Layaknya kita menggunakan karbida untuk mempercepat proses kematangan buah.
Benar buah akan matang namun hasilnya akan tak maksimal dan tak sebagus yang
benar-benar matang secara natural.
Budaya
instan sebagai suatu gejala sosial tumbuh berkembang berkat faktor eksternal
dan faktor internal. Faktor eksternal misalnya ketidaksiapan masyarakat yang
berbudaya timur menghadapi revolusi industri, modernasi science, dan
kemajuan ilmu dan teknologi yang mau tidak mau akan memasuki segenap elemen
masyarakat karena disokong oleh pola budaya yang sampai pada taraf globalisasi.

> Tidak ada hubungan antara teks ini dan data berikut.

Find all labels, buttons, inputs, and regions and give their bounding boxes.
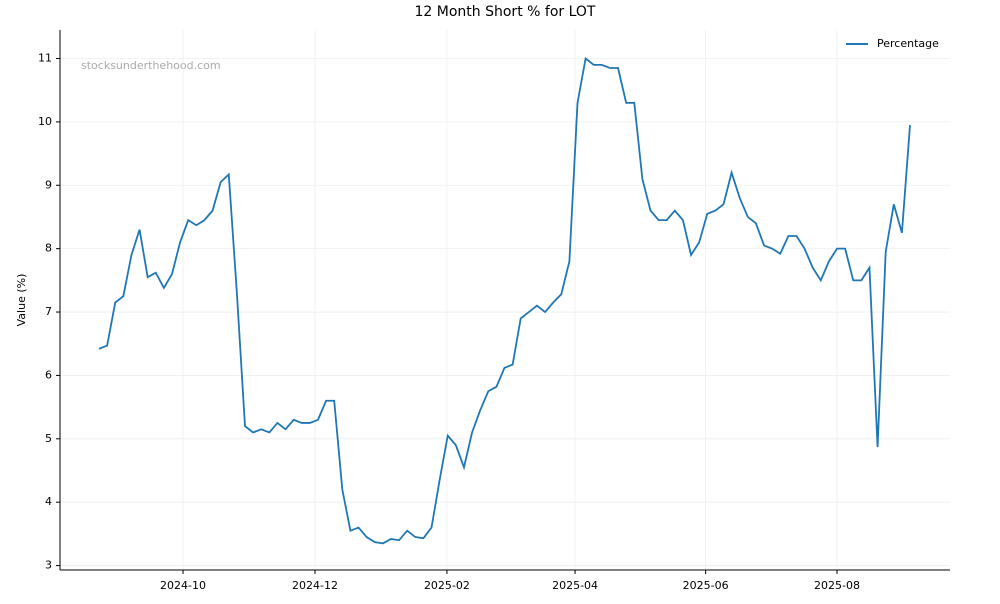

Bagi masyarakat yang memiliki kesadaran signifikan dan ketahanan budaya, tentu
mereka akan bisa menyaring dan menfilter dengan baik setiap efek buruk dari
budaya baru yang sedang memasukinya. Namun itu sama sekali tidak relevan bagi
masyarakat yang belum dewasa dan cenderung latah. Di sinilah bahayanya. Mereka
yang belum dewasa dalam arti kesiapan mental berupa filter budaya akan sangat
mudah mengimani serta mengamini tanpa reserve (syarat). Apa lagi sudah
terjerembab pada kebiasaan konsumerisme yang begitu tinggi yang dikatalisatori
oleh industri yang menyajikan produk-produk instan. Faktor kedua yang turut
berkontribusi secara masif dan berskala makro ialah kerapuhan jiwa dan nurani
akibat tergerusnya masyarakat dari keluhuran nilai budi dan kekuatan rohani.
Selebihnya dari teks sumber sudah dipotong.